Windy Landscape, 1983, Oil, wood, metal, 13.5″ x 19.5″

Windswept Tree and Rock, n.d. coated steel & stone 17″ x 5″ x 11″

Floyd Elzinga

Niagara-based sculptor Floyd Elzinga has exhibited across Ontario and in Alberta and Nova Scotia. His work has been commissioned for public and private spaces in Canada, the US and internationally. His corten and stainless steel sculptures can be found in the City of Lacombe in Alberta, Kings Christian Collegiate in Oakville, The Groves Welcome Centre in Humble, TX and th Ritz Carlton Hotel in Toronto.
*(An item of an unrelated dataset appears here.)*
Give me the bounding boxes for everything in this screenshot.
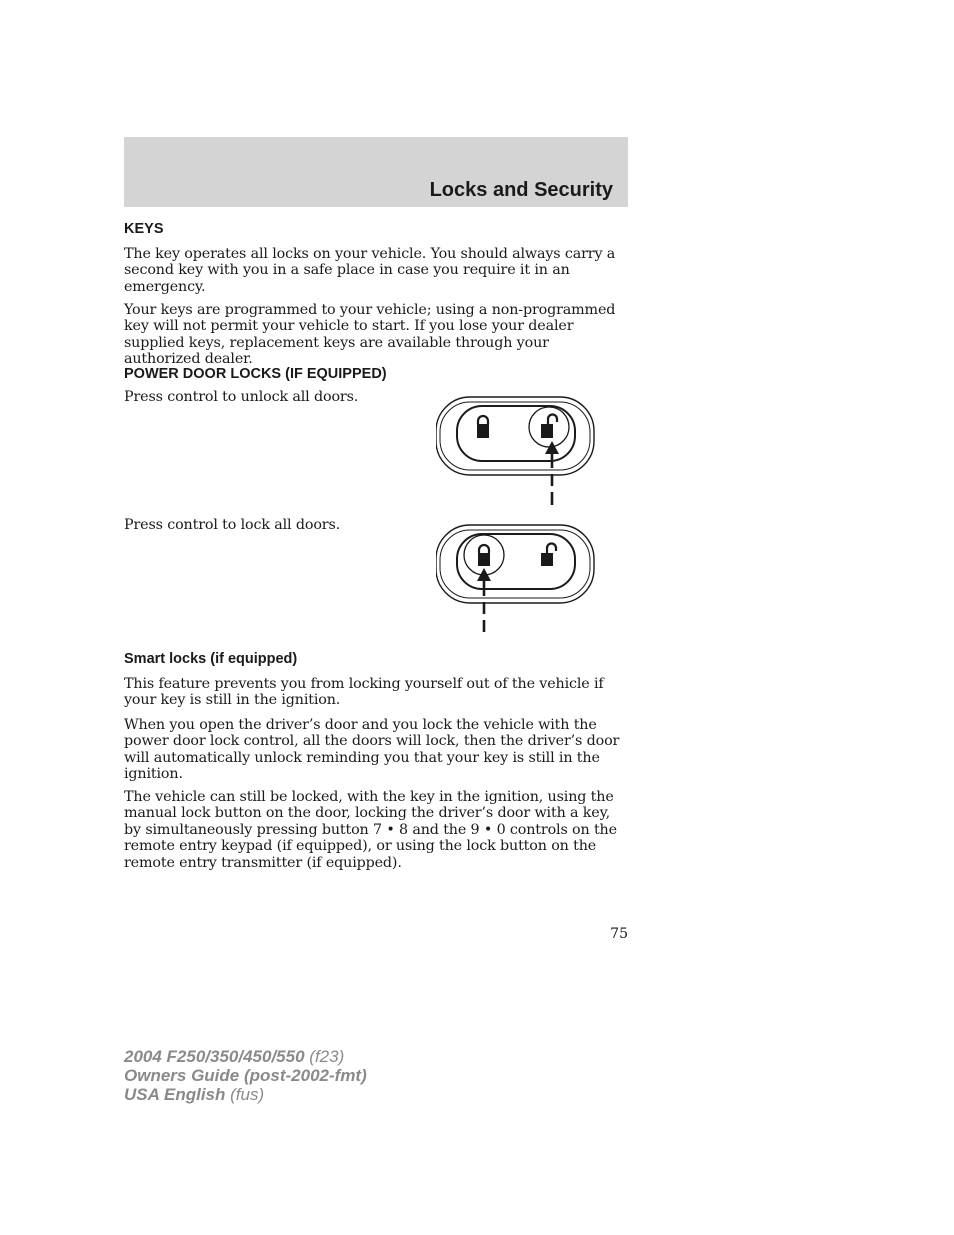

Elzinga received a Bachelor of Fine Arts from the Nova Scotia College of Art and Design in Halifax, NS. He works in both traditional metal as well as a variety of unconventional natural mediums.

Henry Saxe

Canadian artist, Henry Saxe primarily works in sculpture but he also practices drawing and painting. These two-dimensional works tie into Saxe’s sculptural practice as they deal with concepts of balance and juxtaposition. Surfaces are often etched or cut to create jagged and fractured forms. Aluminium plates which absorb and reflect light from multiple angles are also often incorporated in his work. Saxe has received numerous awards, including the Order of Canada and Quebec’s prestigious Borduas Prize. He has had major solo exhibitions throughout Canada including at the National Gallery of Canada and Musee d’Art Contemporain de Montreal. He represented Canada at the Venice Biennale in 1978.
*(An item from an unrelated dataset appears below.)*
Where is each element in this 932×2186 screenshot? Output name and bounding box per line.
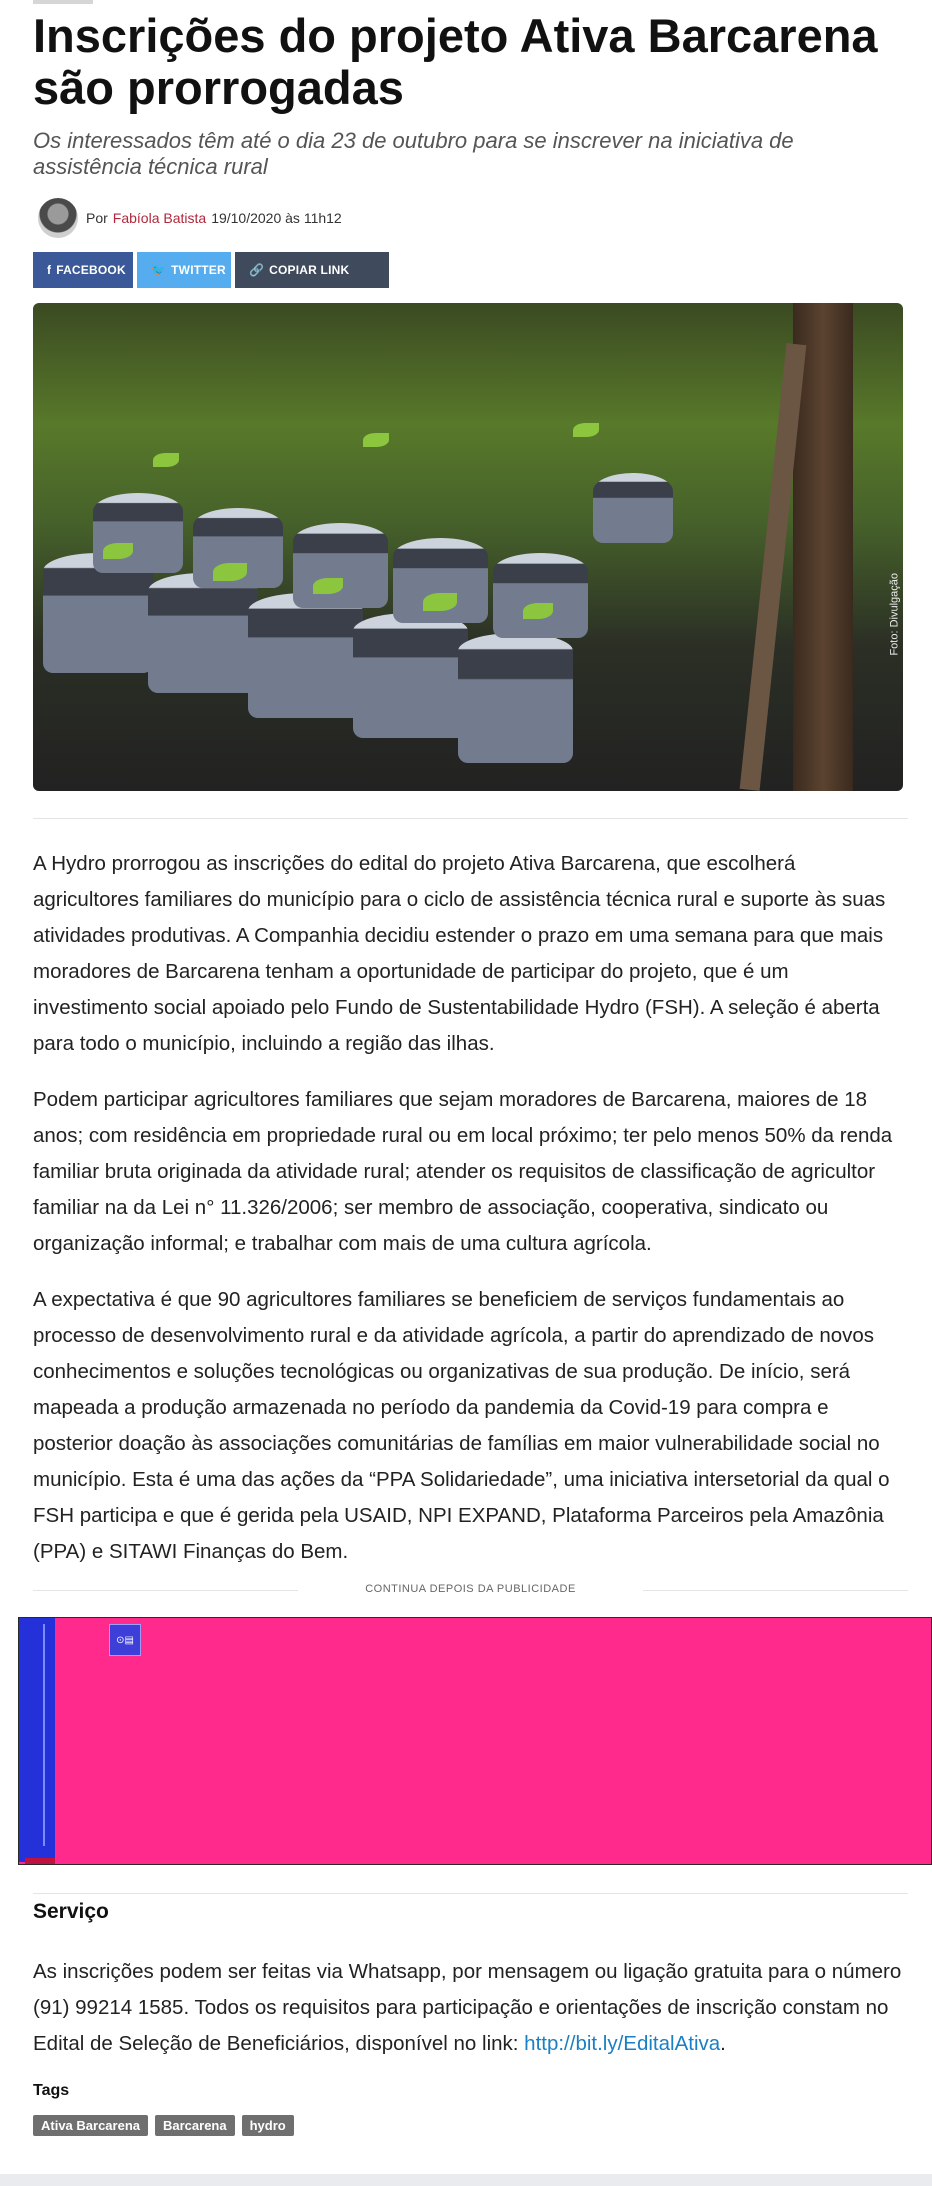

Riviere de Loup, 2012 black stove paint on aluminum 48

Wood Calling, 1989 39/500 Bronze 7″ x 12″ x 5.5″

Michael Snow

Michael Snow’s extensive and multidisciplinary includes painting, sculpture, video, film, sound, photography, holography, drawing, writing and music. His works explores the nature of perception, consciousness, language, and temporality. Snow was born in 1928 in Toronto, where he lives and works today. He has received honorary degrees from the University of Toronto (1999), the University of Victoria (1997), the Nova Scotia College of Art and Design (1990), and Brock University (1975). Snow has received the Gershon Iskowitz Prize (2011), the Guggenheim Fellowship (1972), the Order of Canada (1982), and the Chevalier de l’ordre des arts et des lettres, France (1995, 2011)

Karoly Veress

Karoly Veress (Dalnoki Veress, Karoly) was born in 1935  in the rugged mountains of Transylvania. The upheaval of the Second World War forced him to recognize the fragility of his environment and the system that shaped it. Veress studied literature at the University of Budapest and studied the Arts at the University of Leiden in the Netherlands. For Veress sculpting is more than a discovery; it was an explosion of exploring human emotions, not through words, but through form. His work graces many private and corporate collections, including that of Her Majesty Queen Beatrix, Queen of the Netherlands, and those of the Dutch and German governments. Veress shares his time between the Niagara region in Canada, and a small village in Hungary, from where his art has continued to grow and develop.